Beware of hidden costs
The specialists emphasise that this accumulation rapidly erodes margins- and can even tip the business into the red. They therefore urge brands to scrutinise customs duties and taxes to avoid paying them several times over, and to right-size packaging to the actual dimensions of products, thereby reducing costs. They also recommend creating a returns collection point in certain markets to consolidate weekly or monthly returns and thus lower unit transport costs.
While e-commerce is a window into global markets, they nevertheless recommend a step-by-step approach to deployment. At Global-e, the company leverages its data to target potential markets in line with each brand’s needs. “We have insights into best practices, consumer habits, and macroeconomic trends, with the aim of improving conversion,” said Basile Ricordel. “In fact, given the international context, the US market is perhaps more complicated at the moment. Hence the idea of redirecting that investment budget towards other markets, such as Japan right now. But the idea is to focus on five to ten countries that warrant investment and work to generate margin.”
For his part, Rémy Daguillard also urges brands to avoid endless laundry lists and to take local and geopolitical realities into account. “Obviously, e-commerce in Russia right now is going to be tricky. But there are areas that aren’t closed and that require understanding. Mexico, for example, is a dynamic market for luxury goods, but it has specific features to take into account, with hidden costs.” The executive recounts the misadventure of customers who have to slip an extra note to couriers to be able to collect their parcels. “You can devise your best model; these things happen, and France doesn’t have the same norms as Mexico, Brazil, or Australia.”
“You can’t be adventurous on all fronts,” confirmed Mathieu Grodner, who pointed out that digital represents 20% of his business today. “You can’t be the best in every territory, and we’ve learned that the hard way. But we’re striving to be increasingly homogeneous worldwide, because today you can no longer claim to be an international brand if you have too much disparity, whether in your prices or in your offering.”
WOB
This prioritisation appears to be a key point, particularly in a geopolitical context that has been especially unstable in recent years, with the episode over US customs duties a notable flashpoint. The abolition of the de minimis exemption, which since 2016 had allowed brands to send parcels to the US without paying duties or taxes on products valued at under $800, has significantly disrupted export strategies for the US market.

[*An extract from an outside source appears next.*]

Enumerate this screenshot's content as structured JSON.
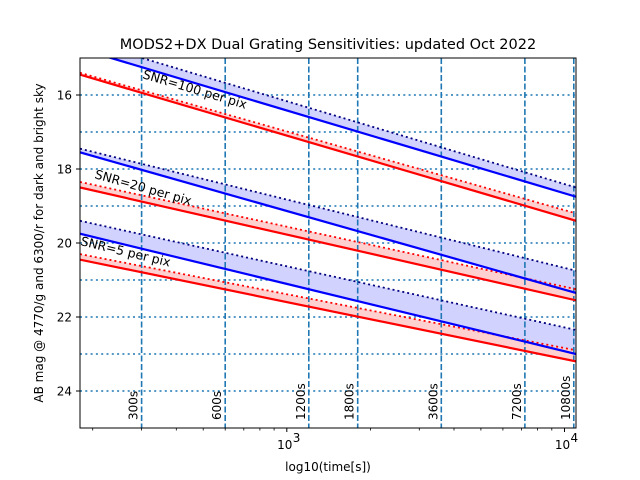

“The question of the American market has indeed been top of mind for all our clients, who have been trying to adapt as best they can since August 29 to taxes and customs duties, particularly with the abolition of the de minimis rule. Since we developed a model that allows customs duties to be paid on the transfer price, this has reduced the impact,” said Rémy Daguillard.
“Throughout the debate on tariffs, brands were worried about how they would be affected,” agreed Basile Ricordel. “Questions are being asked about products made in Europe, but some brands also have products made in China. Brands are wondering whether they should hold local stock. And that raises questions such as appointing a fiscal representative… all while seeking the best option to avoid eroding profitability in the US.”
Opportunities therefore remain in the US, as in other markets, but the unstable economic and geopolitical context is prompting brands to take greater precautions when rolling out their digital business into new markets.